Chirasha, for example, has 24 notable festival performances and at least 60 journal appearances in countries including Mexico, Canada, Namibia, Ghana, UK, Australia and Sudan — a feat few, if any, of the mainstream writers can boast.

One of the success stories of poetry slams, So Profound, happens to be my two-time schoolmate and I remember lamenting the endangered viability of the book sector in one of our many discussions on literature.

Had he absorbed my defeatism and not considered trending avenues, he would not be the force that he is today. The eloquent young wordsmith is, however, growing from strength to strength, with ever-creative initiatives like his forthcoming “In Word, In Song” concert with Adiona Chidzonga.

An honourable mention goes to the Facebook page “263 Nhetembo,” administered Rabison Shumba, with prolific contributors like Edwin Msipa, Sharon Macheka, Rodwell Harinangoni and many others.

With acres of space to let at a nominal price on the Internet, it is no longer worthwhile to take Ignatius Mabasa’s petition “tipeiwo dariro tizunzewo dzedu inda (give us the podium to strut of our stuff)” to publishers before one can claim initiation into Pegasus-land.

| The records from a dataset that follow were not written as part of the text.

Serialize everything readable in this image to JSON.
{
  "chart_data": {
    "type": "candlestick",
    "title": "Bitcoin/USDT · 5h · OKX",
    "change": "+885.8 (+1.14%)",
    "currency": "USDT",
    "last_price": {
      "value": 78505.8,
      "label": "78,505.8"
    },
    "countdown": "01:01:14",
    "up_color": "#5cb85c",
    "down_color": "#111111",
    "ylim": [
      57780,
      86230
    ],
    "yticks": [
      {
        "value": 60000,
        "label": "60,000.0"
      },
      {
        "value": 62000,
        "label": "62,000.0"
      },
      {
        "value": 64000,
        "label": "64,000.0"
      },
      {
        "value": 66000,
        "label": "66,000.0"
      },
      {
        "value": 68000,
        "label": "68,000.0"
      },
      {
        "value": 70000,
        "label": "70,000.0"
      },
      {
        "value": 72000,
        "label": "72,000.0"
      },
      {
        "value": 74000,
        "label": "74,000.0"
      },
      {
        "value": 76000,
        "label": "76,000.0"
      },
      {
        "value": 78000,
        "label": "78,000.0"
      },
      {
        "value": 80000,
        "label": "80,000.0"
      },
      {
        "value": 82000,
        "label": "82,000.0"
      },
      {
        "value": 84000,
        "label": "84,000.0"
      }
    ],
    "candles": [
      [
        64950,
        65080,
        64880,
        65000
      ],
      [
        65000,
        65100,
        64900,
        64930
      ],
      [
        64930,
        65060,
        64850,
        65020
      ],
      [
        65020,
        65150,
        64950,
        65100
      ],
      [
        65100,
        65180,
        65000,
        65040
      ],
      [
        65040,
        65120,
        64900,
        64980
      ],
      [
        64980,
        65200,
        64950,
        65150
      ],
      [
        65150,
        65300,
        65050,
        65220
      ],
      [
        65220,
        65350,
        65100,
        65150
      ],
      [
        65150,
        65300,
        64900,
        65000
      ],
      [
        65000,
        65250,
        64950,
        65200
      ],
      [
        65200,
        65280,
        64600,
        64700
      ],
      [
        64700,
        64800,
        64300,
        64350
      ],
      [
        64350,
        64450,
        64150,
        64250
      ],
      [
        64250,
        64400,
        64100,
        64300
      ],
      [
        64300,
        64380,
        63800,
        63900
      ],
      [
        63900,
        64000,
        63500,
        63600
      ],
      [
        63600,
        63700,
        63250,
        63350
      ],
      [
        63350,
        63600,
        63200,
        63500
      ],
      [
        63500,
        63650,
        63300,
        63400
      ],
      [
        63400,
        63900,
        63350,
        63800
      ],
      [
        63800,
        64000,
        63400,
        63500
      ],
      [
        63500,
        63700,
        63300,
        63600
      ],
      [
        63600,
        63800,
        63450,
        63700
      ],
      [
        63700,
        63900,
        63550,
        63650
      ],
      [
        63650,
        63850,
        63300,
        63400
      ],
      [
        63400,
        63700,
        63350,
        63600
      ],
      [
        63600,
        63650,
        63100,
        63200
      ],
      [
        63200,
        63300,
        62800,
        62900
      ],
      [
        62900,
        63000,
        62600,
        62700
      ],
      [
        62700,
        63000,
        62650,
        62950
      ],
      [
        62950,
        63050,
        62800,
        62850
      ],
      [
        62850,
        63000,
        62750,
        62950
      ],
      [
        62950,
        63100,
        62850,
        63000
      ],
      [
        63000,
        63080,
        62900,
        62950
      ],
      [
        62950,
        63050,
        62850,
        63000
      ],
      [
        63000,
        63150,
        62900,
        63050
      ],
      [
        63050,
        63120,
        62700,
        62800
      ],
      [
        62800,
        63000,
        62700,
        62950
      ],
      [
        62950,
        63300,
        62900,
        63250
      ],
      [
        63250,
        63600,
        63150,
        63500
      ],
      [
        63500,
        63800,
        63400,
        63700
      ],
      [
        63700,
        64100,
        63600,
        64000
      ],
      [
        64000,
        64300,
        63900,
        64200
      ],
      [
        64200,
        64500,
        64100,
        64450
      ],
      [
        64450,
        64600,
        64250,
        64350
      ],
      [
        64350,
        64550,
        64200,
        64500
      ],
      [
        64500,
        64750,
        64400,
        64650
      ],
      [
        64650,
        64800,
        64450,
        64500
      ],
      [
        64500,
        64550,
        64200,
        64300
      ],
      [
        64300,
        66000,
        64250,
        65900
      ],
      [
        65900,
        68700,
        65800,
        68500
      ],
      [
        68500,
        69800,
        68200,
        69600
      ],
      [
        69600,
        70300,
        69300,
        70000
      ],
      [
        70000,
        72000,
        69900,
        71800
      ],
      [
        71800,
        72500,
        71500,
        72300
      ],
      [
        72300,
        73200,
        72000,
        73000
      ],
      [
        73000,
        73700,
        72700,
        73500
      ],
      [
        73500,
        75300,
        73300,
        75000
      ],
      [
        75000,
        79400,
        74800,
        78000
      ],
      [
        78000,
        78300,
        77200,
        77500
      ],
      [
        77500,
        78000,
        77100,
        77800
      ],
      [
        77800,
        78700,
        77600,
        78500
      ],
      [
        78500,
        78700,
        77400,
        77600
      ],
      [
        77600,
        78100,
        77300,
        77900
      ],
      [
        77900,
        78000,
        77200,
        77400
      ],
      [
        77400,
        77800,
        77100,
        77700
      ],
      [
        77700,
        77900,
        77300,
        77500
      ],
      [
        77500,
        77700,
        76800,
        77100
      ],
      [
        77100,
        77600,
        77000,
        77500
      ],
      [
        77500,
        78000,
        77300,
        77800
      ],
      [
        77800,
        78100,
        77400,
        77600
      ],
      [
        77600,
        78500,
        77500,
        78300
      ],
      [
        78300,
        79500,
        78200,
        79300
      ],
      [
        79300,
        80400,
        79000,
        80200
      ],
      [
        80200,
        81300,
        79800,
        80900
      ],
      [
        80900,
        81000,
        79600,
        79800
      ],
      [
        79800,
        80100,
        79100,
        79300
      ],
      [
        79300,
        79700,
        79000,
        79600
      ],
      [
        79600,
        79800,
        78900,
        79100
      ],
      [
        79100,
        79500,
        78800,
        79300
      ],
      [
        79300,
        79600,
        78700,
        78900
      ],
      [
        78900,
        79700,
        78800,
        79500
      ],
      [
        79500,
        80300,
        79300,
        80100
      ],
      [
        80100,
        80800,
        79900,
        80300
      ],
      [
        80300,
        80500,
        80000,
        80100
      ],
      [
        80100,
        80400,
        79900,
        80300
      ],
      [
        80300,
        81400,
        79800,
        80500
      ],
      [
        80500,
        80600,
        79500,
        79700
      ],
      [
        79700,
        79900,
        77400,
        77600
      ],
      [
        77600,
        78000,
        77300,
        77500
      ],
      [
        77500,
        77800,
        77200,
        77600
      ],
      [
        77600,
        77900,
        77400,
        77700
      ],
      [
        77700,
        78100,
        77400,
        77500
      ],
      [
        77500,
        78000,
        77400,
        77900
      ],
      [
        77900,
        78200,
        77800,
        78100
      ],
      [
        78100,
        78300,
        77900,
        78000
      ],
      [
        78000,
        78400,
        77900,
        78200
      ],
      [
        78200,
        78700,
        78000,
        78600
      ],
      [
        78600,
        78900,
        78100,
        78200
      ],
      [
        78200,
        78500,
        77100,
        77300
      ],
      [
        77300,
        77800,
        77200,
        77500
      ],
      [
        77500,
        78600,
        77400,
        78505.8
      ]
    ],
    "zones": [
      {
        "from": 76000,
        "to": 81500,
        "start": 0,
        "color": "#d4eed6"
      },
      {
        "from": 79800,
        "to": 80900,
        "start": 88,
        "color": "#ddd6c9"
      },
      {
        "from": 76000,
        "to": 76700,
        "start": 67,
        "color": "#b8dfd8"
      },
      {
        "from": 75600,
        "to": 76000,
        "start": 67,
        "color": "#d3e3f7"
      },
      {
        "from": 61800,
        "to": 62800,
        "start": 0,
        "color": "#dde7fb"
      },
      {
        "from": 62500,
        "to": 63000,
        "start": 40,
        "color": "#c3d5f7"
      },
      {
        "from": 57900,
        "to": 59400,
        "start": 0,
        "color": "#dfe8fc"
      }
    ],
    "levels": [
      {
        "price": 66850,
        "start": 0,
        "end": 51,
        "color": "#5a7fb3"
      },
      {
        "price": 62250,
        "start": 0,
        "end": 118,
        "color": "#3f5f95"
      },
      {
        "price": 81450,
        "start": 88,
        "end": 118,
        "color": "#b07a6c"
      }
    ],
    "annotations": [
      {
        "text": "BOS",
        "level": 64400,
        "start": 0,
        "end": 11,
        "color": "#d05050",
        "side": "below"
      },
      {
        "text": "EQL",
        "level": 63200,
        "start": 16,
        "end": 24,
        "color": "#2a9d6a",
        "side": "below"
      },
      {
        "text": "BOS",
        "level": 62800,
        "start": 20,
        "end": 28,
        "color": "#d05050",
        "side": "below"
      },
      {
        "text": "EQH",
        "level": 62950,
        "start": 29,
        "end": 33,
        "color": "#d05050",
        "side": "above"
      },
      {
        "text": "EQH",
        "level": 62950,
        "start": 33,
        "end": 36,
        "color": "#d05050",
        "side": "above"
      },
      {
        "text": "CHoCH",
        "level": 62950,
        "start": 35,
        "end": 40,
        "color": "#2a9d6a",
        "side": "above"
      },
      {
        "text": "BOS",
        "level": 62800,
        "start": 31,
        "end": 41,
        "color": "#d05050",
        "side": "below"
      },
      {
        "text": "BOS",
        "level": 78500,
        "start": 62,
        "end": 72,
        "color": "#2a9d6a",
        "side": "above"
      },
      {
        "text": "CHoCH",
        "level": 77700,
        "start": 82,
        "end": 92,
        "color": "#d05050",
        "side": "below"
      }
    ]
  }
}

I now summon TS Eliot to forestall objections from would-be protectionists who are wont to draw halos around their own stoical tastes and dismiss young artists as an anathema from tradition.

Eliot says to see literature steadily and as a whole involves eminently, seeing it “not as consecrated by time, but to see it beyond time; to see the best work of our time and the best work of twenty-five hundred years ago with the same eyes.”

I believe in this sprawling activity, on the web and the beat-boxing podium, notable voices of our time will emerge and plug the gap left by our stagnating traditional book value chain.